I strongly suggest you not do this. For most people, in most situations, its not cost effective, its not time effective, and it introduces significant (and unnecesary)uncertainty into your chicken's nutritional intake.
If you choose to "bend the curve" on feed costs by devoting some of your grounds to edibles for your chickens, the first question to ask yourself is "what grows well where I am". The second question is "are their any soil deficiencies I should be aware of". The third question is, of the things I can grow, given the limits of my soil, which crops have the best cost/benefit ratio for me???

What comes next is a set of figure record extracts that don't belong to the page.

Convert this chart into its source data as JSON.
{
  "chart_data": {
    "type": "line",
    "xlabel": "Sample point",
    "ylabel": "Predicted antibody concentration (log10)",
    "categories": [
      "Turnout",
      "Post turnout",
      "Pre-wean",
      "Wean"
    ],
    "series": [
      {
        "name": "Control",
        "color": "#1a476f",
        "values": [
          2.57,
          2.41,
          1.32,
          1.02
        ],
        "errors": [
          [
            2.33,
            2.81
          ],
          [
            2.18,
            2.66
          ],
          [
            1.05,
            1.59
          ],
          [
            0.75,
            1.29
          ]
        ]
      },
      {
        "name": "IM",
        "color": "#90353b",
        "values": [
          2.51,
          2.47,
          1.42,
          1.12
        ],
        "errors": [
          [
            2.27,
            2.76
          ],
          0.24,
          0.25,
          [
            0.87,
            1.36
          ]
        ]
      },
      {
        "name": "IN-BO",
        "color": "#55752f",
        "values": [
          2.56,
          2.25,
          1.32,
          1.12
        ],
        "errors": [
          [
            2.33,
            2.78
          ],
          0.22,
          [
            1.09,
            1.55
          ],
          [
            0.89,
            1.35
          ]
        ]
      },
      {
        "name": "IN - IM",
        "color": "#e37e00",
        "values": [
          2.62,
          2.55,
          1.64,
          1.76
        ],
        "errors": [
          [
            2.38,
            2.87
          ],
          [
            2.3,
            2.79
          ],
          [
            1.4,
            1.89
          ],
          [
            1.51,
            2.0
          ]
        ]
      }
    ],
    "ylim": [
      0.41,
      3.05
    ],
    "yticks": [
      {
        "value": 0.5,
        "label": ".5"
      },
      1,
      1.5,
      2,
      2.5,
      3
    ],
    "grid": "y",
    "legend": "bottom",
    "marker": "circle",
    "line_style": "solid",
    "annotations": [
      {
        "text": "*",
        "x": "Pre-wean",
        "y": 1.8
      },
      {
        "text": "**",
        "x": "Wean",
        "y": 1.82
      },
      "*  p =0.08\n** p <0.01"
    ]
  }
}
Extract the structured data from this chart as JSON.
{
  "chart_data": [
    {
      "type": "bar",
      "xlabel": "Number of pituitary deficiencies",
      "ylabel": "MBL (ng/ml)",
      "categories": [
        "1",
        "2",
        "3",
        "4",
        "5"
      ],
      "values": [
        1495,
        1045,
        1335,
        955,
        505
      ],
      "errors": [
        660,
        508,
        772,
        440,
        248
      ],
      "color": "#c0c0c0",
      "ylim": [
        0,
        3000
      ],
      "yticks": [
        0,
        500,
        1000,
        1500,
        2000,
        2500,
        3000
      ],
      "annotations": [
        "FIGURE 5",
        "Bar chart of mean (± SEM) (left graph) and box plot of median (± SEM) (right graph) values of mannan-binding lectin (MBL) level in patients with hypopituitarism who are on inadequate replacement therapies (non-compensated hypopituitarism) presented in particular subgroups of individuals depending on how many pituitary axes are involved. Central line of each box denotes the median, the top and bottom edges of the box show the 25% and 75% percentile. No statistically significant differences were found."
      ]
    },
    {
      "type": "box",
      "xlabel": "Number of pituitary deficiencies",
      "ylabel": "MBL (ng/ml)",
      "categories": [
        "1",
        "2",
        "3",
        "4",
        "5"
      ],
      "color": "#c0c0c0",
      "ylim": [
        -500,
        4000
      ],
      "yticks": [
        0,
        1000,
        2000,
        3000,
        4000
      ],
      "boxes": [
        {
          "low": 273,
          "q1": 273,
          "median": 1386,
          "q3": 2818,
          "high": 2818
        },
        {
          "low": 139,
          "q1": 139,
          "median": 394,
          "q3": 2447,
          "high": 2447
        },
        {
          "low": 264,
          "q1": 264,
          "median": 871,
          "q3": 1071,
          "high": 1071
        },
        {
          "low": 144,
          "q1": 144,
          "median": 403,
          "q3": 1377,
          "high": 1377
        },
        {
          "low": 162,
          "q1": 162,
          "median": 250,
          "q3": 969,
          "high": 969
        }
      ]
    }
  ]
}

Example. SE Washington (State) produces a substnatial amount of wheat. Its also selenium deficient soil, which makes selenium deficient wheat, which makes seleium deficient chicken feed. But having decided that thereis no better crop to grow in that area (because wheat is more nutritionally valuable than corn as a chicken feed across most metrics) one can choose between "soft" wheat varietals and "hard" wheat varietals. Hard wheat has higher crude protein per unit of measure, and is the superior choice.
Maybe your climate and soils are only well suited for peas? Choose yellow peas if you can, not green. Lower tannins (an antinutritional factor present in all peas) in the yellow, and likely to be more palatable as well.
Now, knowing what you want to grow, start researching companion crops to restore the soil and support your main crop - chances are, your birds will benefit from those too.
and FWIW, I have a pasture, my birds free range it daily w/ 24/7 access. I've chosen to load it with four kinds of clover. Several grasses. We have sorrel (in small amounts), some flax, and every year I try to introduce other plants to see what will produce and self sustain - I've tried millets, buckwheat, sorghum, sorghum/sudangrass hybrid, perrenial rye, deer corn, chufa, radishes (several varieties), amaranth, puple hyacinth bean, methi, oregano, others. Based on how things are doing in the pasture, I can reduce my bird's feed, sometimes significantly - but I won't pretend I could replace it with the output of my pasture, nor could I successfully store it for my few months when little grows.